There was a narrow connecting bridge, between the administration building and the cells, and Artie went first over it, getting ahead of the turnkey, who snapped, “What’s your hurry? You’ll have plenty of time here.”
He didn’t feel out of place. The closing door, the turning lock had familiarity. Artie looked to his cellmate with an almost mischievous glance, as though they were two kids. But the cellmate was a dull-witted farm lad, who didn’t even seem impressed by who Artie was. After brief exchanges of what they were in for – the cellmate had done a robbery with a gun – Artie stretched on his bunk.
He had seen himself often, lying behind solid dungeon walls. After Miss Nuisance had tucked him in tight and placed his teddy bear beside him and gone out, shutting the door as the lights went off, he would turn to the bear, and it came to his lips now, the magic beginning, “and now, Teddy…” But here the light never really went out.
And now, Teddy, they got us. But the master criminal, the greatest of them all, cannot be held by locks and bars. No, Teddy, this place is easy – you saw that guard, that screw, give me the eye, the one at the main gate. He’s in our pay; he’s part of the master criminal’s gang. And in a few days, as soon as we’re ready, we’ll tip him the wink, and the gate will accidentally be left open and we’ll walk right out of here.
Meanwhile we’ll play the game just like we did with Miss Nuisance. We will be model little boys. They will trust us, and we’ll wander around and get the layout…
But Mumsie hasn’t come to say good night to poor Artie. Only Miss Nuisance. Mumsie is busy with her baby. A new baby must be taken care of by Mumsie. All right for you!
Is Nuisance gone? Safe in her room? Sneak the flashlight from under the mattress. The detective book. The master criminal kidnappers. Snatch the baby right in his own house, and bring him up to the hiding place in the garret; everything works perfectly. That Italian organ grinder outside plays the signal-tune that says the ransom is ready. That means ten grand is ready.
No, we’ll do it differently. We’ll pretend to play cops and robbers with little brother. Yes, Mumsie, I’d love to play a game with Baby.
Shh, Teddy, here’s the plot. That little stupe believes everything you tell him. You pretend you’re on his side, helping him catch the master criminal, and I will be lying in wait at the top of the stairs. You bring the little bastard up, and pow! I’ve got him! It was an accident! Nobody knew the pistol was loaded. Poor baby, oh, my sweet little kid brother!
Then, punishment. They lock you in your room.

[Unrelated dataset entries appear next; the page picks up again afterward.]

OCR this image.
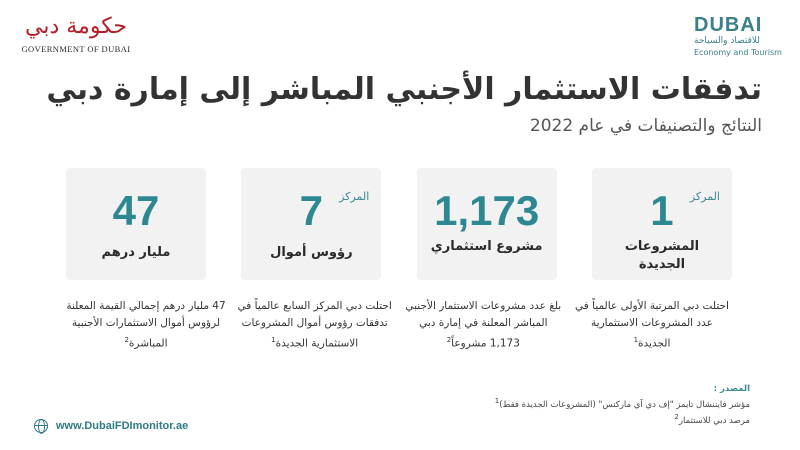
حكومة دبي
GOVERNMENT OF DUBAI
DUBAI
للاقتصاد والسياحة
Economy and Tourism
تدفقات الاستثمار الأجنبي المباشر إلى إمارة دبي
النتائج والتصنيفات في عام 2022
المركز
1
المشروعات الجديدة
1,173
مشروع استثماري
المركز
7
رؤوس أموال
47
مليار درهم
احتلت دبي المرتبة الأولى عالمياً في عدد المشروعات الاستثمارية الجديدة$^1$
بلغ عدد مشروعات الاستثمار الأجنبي المباشر المعلنة في إمارة دبي 1,173 مشروعاً$^2$
احتلت دبي المركز السابع عالمياً في تدفقات رؤوس أموال المشروعات الاستثمارية الجديدة$^1$
47 مليار درهم إجمالي القيمة المعلنة لرؤوس أموال الاستثمارات الأجنبية المباشرة$^2$
المصدر :
مؤشر فايننشال تايمز "إف دي آي ماركتس" (المشروعات الجديدة فقط)$^1$
مرصد دبي للاستثمار$^2$
www.DubaiFDImonitor.ae
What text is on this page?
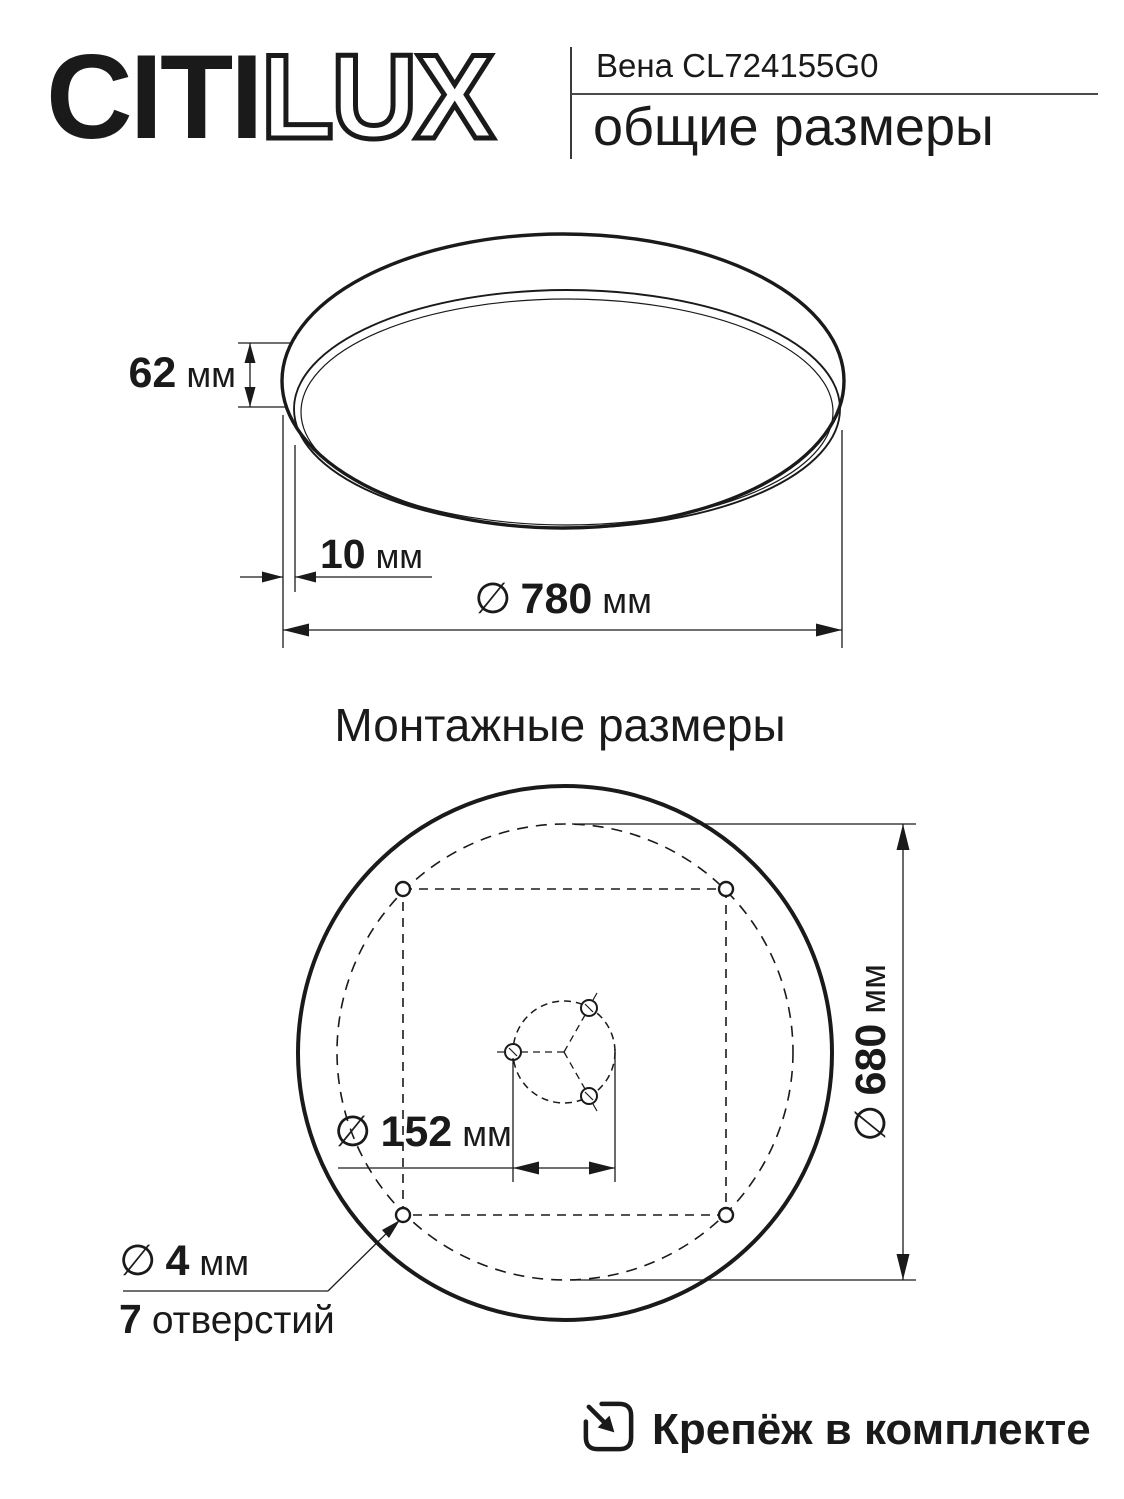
CITILUX	Вена CL724155G0
общие размеры
62 мм
10 мм
∅ 780 мм
Монтажные размеры
∅ 152 мм	∅680мм
∅ 4 мм
7 отверстий
Крепёж в комплекте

Revenge! Do the same to them!… “Now, Artie, this is your new governess, Miss Newsome, and you must be very nice to her.” There she goes into her room! Turn the key on her! Listen to the prisoner pound on the door! “Oh, Artie! Arthur! You naughty -!”
Then Miss Nuisance made him sit on a chair. Mumsie didn’t save him from her. Mumsie said obey Miss Newsome. All right for you, Mumsie, I’ll get even with you. In some dark hallway, pow!
They were leading him to the scaffold and Miss Nuisance was walking behind, reading A Tale of Two Cities out loud to him…
Turning over on his pallet, feeling something crawling under his clothing, Artie sat up. Bugs, lice.
Judd folded his trousers and his coat, placing them on the floor. He said a terse but civil good night to his cellmate, a car thief. The immense loneliness came over him.
He lay down with his hands under his head. And then all at once, in the quiet of the cell, Judd understood how stupid he had been in the last two days. A superman was not bound by the conventions of telling the truth! It was not against him, personally, that Artie had lied, but for his own self, as a god made his own truth.